My babies were born at 38 weeks. I had an induced labour because apparently my uterus is like the Palazzo Versace (plush, cushy, decadent. Fountains. Chandeliers) and my twins quite liked a womb with a view. I didn’t get stretch marks. I didn’t have abdominal separation. No morning sickness to speak of. I walked 7km every day up until the night before they were born. No back pain, no leg pain, no joint pain. No wee escaped my bladder unless it was given my expressed permission. No underpants were harmed during the baking of these babies. My baby bump was bigger than it might have been were I having a singleton (as became evident when I actually had a singleton almost three years later), but it wasn’t unmanageable. Yes I had to do a three point turn to roll over in bed, but I wasn’t so uncomfortable that I couldn’t sleep; and by the end I was carrying 11lbs of baby so it’s not like I wasn’t sporting a hefty load.

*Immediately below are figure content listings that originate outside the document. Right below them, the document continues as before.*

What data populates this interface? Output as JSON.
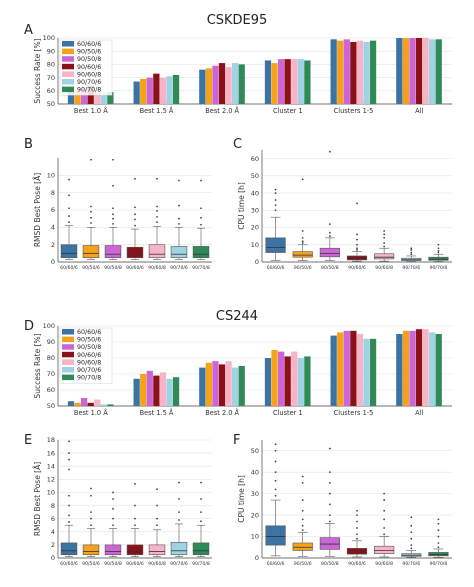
{
  "colors": [
    "#3b73a4",
    "#f5a21b",
    "#cc66d6",
    "#8b1118",
    "#f7b4c6",
    "#9fd3e3",
    "#2f8a58"
  ],
  "panel_labels": [
    "A",
    "B",
    "C",
    "D",
    "E",
    "F"
  ],
  "section_titles": [
    "CSKDE95",
    "CS244"
  ],
  "chart_data": [
    {
      "panel": "A",
      "type": "bar",
      "title": "CSKDE95",
      "ylabel": "Success Rate [%]",
      "ylim": [
        50,
        100
      ],
      "yticks": [
        50,
        60,
        70,
        80,
        90,
        100
      ],
      "grid": true,
      "legend": "top-left",
      "categories": [
        "Best 1.0 Å",
        "Best 1.5 Å",
        "Best 2.0 Å",
        "Cluster 1",
        "Clusters 1-5",
        "All"
      ],
      "series": [
        {
          "name": "60/60/6",
          "values": [
            60,
            67,
            76,
            83,
            99,
            100
          ]
        },
        {
          "name": "90/50/6",
          "values": [
            61,
            69,
            77,
            81,
            98,
            100
          ]
        },
        {
          "name": "90/50/8",
          "values": [
            62,
            70,
            79,
            84,
            99,
            100
          ]
        },
        {
          "name": "90/60/6",
          "values": [
            64,
            73,
            81,
            84,
            97,
            100
          ]
        },
        {
          "name": "90/60/8",
          "values": [
            60,
            70,
            78,
            84,
            98,
            100
          ]
        },
        {
          "name": "90/70/6",
          "values": [
            59,
            71,
            81,
            84,
            97,
            99
          ]
        },
        {
          "name": "90/70/8",
          "values": [
            59,
            72,
            80,
            83,
            98,
            99
          ]
        }
      ]
    },
    {
      "panel": "B",
      "type": "box",
      "ylabel": "RMSD Best Pose [Å]",
      "ylim": [
        0,
        12
      ],
      "yticks": [
        0,
        2,
        4,
        6,
        8,
        10
      ],
      "categories": [
        "60/60/6",
        "90/50/6",
        "90/50/8",
        "90/60/6",
        "90/60/8",
        "90/70/6",
        "90/70/8"
      ],
      "boxes": [
        {
          "min": 0.3,
          "q1": 0.5,
          "median": 1.0,
          "q3": 2.0,
          "max": 4.2,
          "outliers": [
            4.6,
            5.3,
            6.2,
            7.7,
            9.5
          ]
        },
        {
          "min": 0.3,
          "q1": 0.5,
          "median": 1.0,
          "q3": 1.9,
          "max": 4.0,
          "outliers": [
            4.5,
            5.1,
            5.8,
            6.4,
            11.8
          ]
        },
        {
          "min": 0.3,
          "q1": 0.5,
          "median": 0.9,
          "q3": 1.9,
          "max": 4.0,
          "outliers": [
            4.4,
            5.0,
            5.5,
            6.2,
            8.8,
            11.8
          ]
        },
        {
          "min": 0.3,
          "q1": 0.5,
          "median": 0.9,
          "q3": 1.7,
          "max": 3.8,
          "outliers": [
            4.2,
            4.9,
            5.5,
            6.3,
            9.6
          ]
        },
        {
          "min": 0.3,
          "q1": 0.5,
          "median": 0.9,
          "q3": 2.0,
          "max": 4.1,
          "outliers": [
            4.6,
            5.2,
            5.9,
            6.4,
            9.6
          ]
        },
        {
          "min": 0.3,
          "q1": 0.5,
          "median": 0.9,
          "q3": 1.8,
          "max": 4.0,
          "outliers": [
            4.4,
            5.0,
            6.5,
            9.4
          ]
        },
        {
          "min": 0.3,
          "q1": 0.5,
          "median": 0.9,
          "q3": 1.8,
          "max": 3.9,
          "outliers": [
            4.3,
            5.1,
            6.2,
            9.4
          ]
        }
      ]
    },
    {
      "panel": "C",
      "type": "box",
      "ylabel": "CPU time [h]",
      "ylim": [
        0,
        65
      ],
      "yticks": [
        0,
        10,
        20,
        30,
        40,
        50,
        60
      ],
      "categories": [
        "60/60/6",
        "90/50/6",
        "90/50/8",
        "90/60/6",
        "90/60/8",
        "90/70/6",
        "90/70/8"
      ],
      "boxes": [
        {
          "min": 1.0,
          "q1": 5.5,
          "median": 8.5,
          "q3": 14.0,
          "max": 26.0,
          "outliers": [
            30,
            33,
            36,
            40,
            42
          ]
        },
        {
          "min": 0.8,
          "q1": 2.8,
          "median": 4.0,
          "q3": 6.0,
          "max": 10.0,
          "outliers": [
            11,
            12,
            14,
            18,
            48
          ]
        },
        {
          "min": 0.8,
          "q1": 3.0,
          "median": 5.0,
          "q3": 8.0,
          "max": 14.0,
          "outliers": [
            15,
            17,
            22,
            64
          ]
        },
        {
          "min": 0.5,
          "q1": 1.2,
          "median": 2.0,
          "q3": 3.5,
          "max": 6.0,
          "outliers": [
            7,
            8,
            10,
            13,
            16,
            34
          ]
        },
        {
          "min": 0.5,
          "q1": 1.8,
          "median": 2.8,
          "q3": 4.8,
          "max": 8.0,
          "outliers": [
            9,
            11,
            14,
            16,
            18
          ]
        },
        {
          "min": 0.3,
          "q1": 0.8,
          "median": 1.3,
          "q3": 2.2,
          "max": 3.5,
          "outliers": [
            4.5,
            5.5,
            7,
            8
          ]
        },
        {
          "min": 0.3,
          "q1": 1.0,
          "median": 1.6,
          "q3": 2.8,
          "max": 4.5,
          "outliers": [
            5.5,
            6.5,
            8,
            10
          ]
        }
      ]
    },
    {
      "panel": "D",
      "type": "bar",
      "title": "CS244",
      "ylabel": "Success Rate [%]",
      "ylim": [
        50,
        100
      ],
      "yticks": [
        50,
        60,
        70,
        80,
        90,
        100
      ],
      "grid": true,
      "legend": "top-left",
      "categories": [
        "Best 1.0 Å",
        "Best 1.5 Å",
        "Best 2.0 Å",
        "Cluster 1",
        "Clusters 1-5",
        "All"
      ],
      "series": [
        {
          "name": "60/60/6",
          "values": [
            53,
            67,
            74,
            80,
            94,
            95
          ]
        },
        {
          "name": "90/50/6",
          "values": [
            52,
            70,
            77,
            85,
            96,
            97
          ]
        },
        {
          "name": "90/50/8",
          "values": [
            55,
            72,
            78,
            84,
            97,
            97
          ]
        },
        {
          "name": "90/60/6",
          "values": [
            52,
            69,
            76,
            81,
            97,
            98
          ]
        },
        {
          "name": "90/60/8",
          "values": [
            54,
            71,
            78,
            84,
            95,
            98
          ]
        },
        {
          "name": "90/70/6",
          "values": [
            51,
            67,
            74,
            80,
            92,
            96
          ]
        },
        {
          "name": "90/70/8",
          "values": [
            51,
            68,
            75,
            81,
            92,
            95
          ]
        }
      ]
    },
    {
      "panel": "E",
      "type": "box",
      "ylabel": "RMSD Best Pose [Å]",
      "ylim": [
        0,
        18
      ],
      "yticks": [
        0,
        2,
        4,
        6,
        8,
        10,
        12,
        14,
        16,
        18
      ],
      "categories": [
        "60/60/6",
        "90/50/6",
        "90/50/8",
        "90/60/6",
        "90/60/8",
        "90/70/6",
        "90/70/8"
      ],
      "boxes": [
        {
          "min": 0.2,
          "q1": 0.5,
          "median": 1.1,
          "q3": 2.3,
          "max": 5.0,
          "outliers": [
            5.5,
            6.5,
            8,
            9.5,
            13.5,
            15,
            16,
            17.8
          ]
        },
        {
          "min": 0.2,
          "q1": 0.5,
          "median": 1.0,
          "q3": 2.0,
          "max": 4.5,
          "outliers": [
            5,
            6,
            7,
            9.5,
            10.6
          ]
        },
        {
          "min": 0.2,
          "q1": 0.5,
          "median": 1.0,
          "q3": 2.0,
          "max": 4.5,
          "outliers": [
            5,
            6,
            7.5,
            9,
            10
          ]
        },
        {
          "min": 0.2,
          "q1": 0.5,
          "median": 1.0,
          "q3": 2.0,
          "max": 4.5,
          "outliers": [
            5,
            6,
            8,
            11.3
          ]
        },
        {
          "min": 0.2,
          "q1": 0.5,
          "median": 1.0,
          "q3": 2.0,
          "max": 4.3,
          "outliers": [
            5,
            6,
            8,
            10.5
          ]
        },
        {
          "min": 0.2,
          "q1": 0.5,
          "median": 1.1,
          "q3": 2.4,
          "max": 5.2,
          "outliers": [
            5.8,
            7,
            9,
            11.5
          ]
        },
        {
          "min": 0.2,
          "q1": 0.5,
          "median": 1.1,
          "q3": 2.3,
          "max": 5.0,
          "outliers": [
            5.6,
            7,
            9,
            11.5
          ]
        }
      ]
    },
    {
      "panel": "F",
      "type": "box",
      "ylabel": "CPU time [h]",
      "ylim": [
        0,
        55
      ],
      "yticks": [
        0,
        10,
        20,
        30,
        40,
        50
      ],
      "categories": [
        "60/60/6",
        "90/50/6",
        "90/50/8",
        "90/60/6",
        "90/60/8",
        "90/70/6",
        "90/70/8"
      ],
      "boxes": [
        {
          "min": 1.0,
          "q1": 6.0,
          "median": 10.0,
          "q3": 15.0,
          "max": 27.0,
          "outliers": [
            29,
            32,
            36,
            40,
            45,
            50,
            53
          ]
        },
        {
          "min": 0.8,
          "q1": 3.5,
          "median": 5.0,
          "q3": 7.0,
          "max": 12.0,
          "outliers": [
            13,
            15,
            18,
            22,
            27,
            35,
            38
          ]
        },
        {
          "min": 0.8,
          "q1": 4.0,
          "median": 6.5,
          "q3": 9.5,
          "max": 16.0,
          "outliers": [
            17,
            20,
            25,
            30,
            35,
            40,
            51
          ]
        },
        {
          "min": 0.5,
          "q1": 1.8,
          "median": 2.8,
          "q3": 4.5,
          "max": 8.0,
          "outliers": [
            9,
            11,
            14,
            17,
            20,
            22
          ]
        },
        {
          "min": 0.5,
          "q1": 2.0,
          "median": 3.5,
          "q3": 5.5,
          "max": 10.0,
          "outliers": [
            11,
            14,
            18,
            22,
            27,
            30
          ]
        },
        {
          "min": 0.3,
          "q1": 0.8,
          "median": 1.3,
          "q3": 2.0,
          "max": 3.5,
          "outliers": [
            4.5,
            6,
            9,
            12,
            15,
            19
          ]
        },
        {
          "min": 0.3,
          "q1": 1.0,
          "median": 1.7,
          "q3": 2.6,
          "max": 4.2,
          "outliers": [
            5,
            7,
            10,
            13,
            16,
            18
          ]
        }
      ]
    }
  ]
}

No flappy skin. Waistline returned to loving home with open arms, champagne and a welcome home banner within about 6 months of my twins birth. I can honestly say (and have, many times – apologies to my long suffering friends) that I loved being pregnant. No, not just that, but that I loved being pregnant with twins.
I don’t want to give false expectations or hope, I’m no better and no worse than any other mother who has ever been pregnant. Pregnancy is different for everyone, what happens for one might not happen for another. Probably won’t. It’s a journey individual to each of us. I have absolutely no doubt that there are other mothers who, like me, loved their multiple pregnancy. I wish I’d found them when I was pregnant! It would have been a welcome relief. I have so much respect for pregnant women, carrying multiples or otherwise, those who have a good experience and especially those who struggle through the bad. Nine months is a long time…especially when it’s really ten months but you don’t figure that out until you’re 36 weeks and you’re like…say whhaaaaaa????
And if you know someone pregnant with twins, someone who’s a little scared and apprehensive about what’s ahead .. And your brothers, sisters, aunts, vacuum cleaner salespersons, best friend’s dog groomer who had twins had ankles like pool noodles and still can’t bend over without weeing a little bit… Maybe just share how much that person cherishes their twins and loves life as a parent of multiples. Because that’s all that really matters in the end.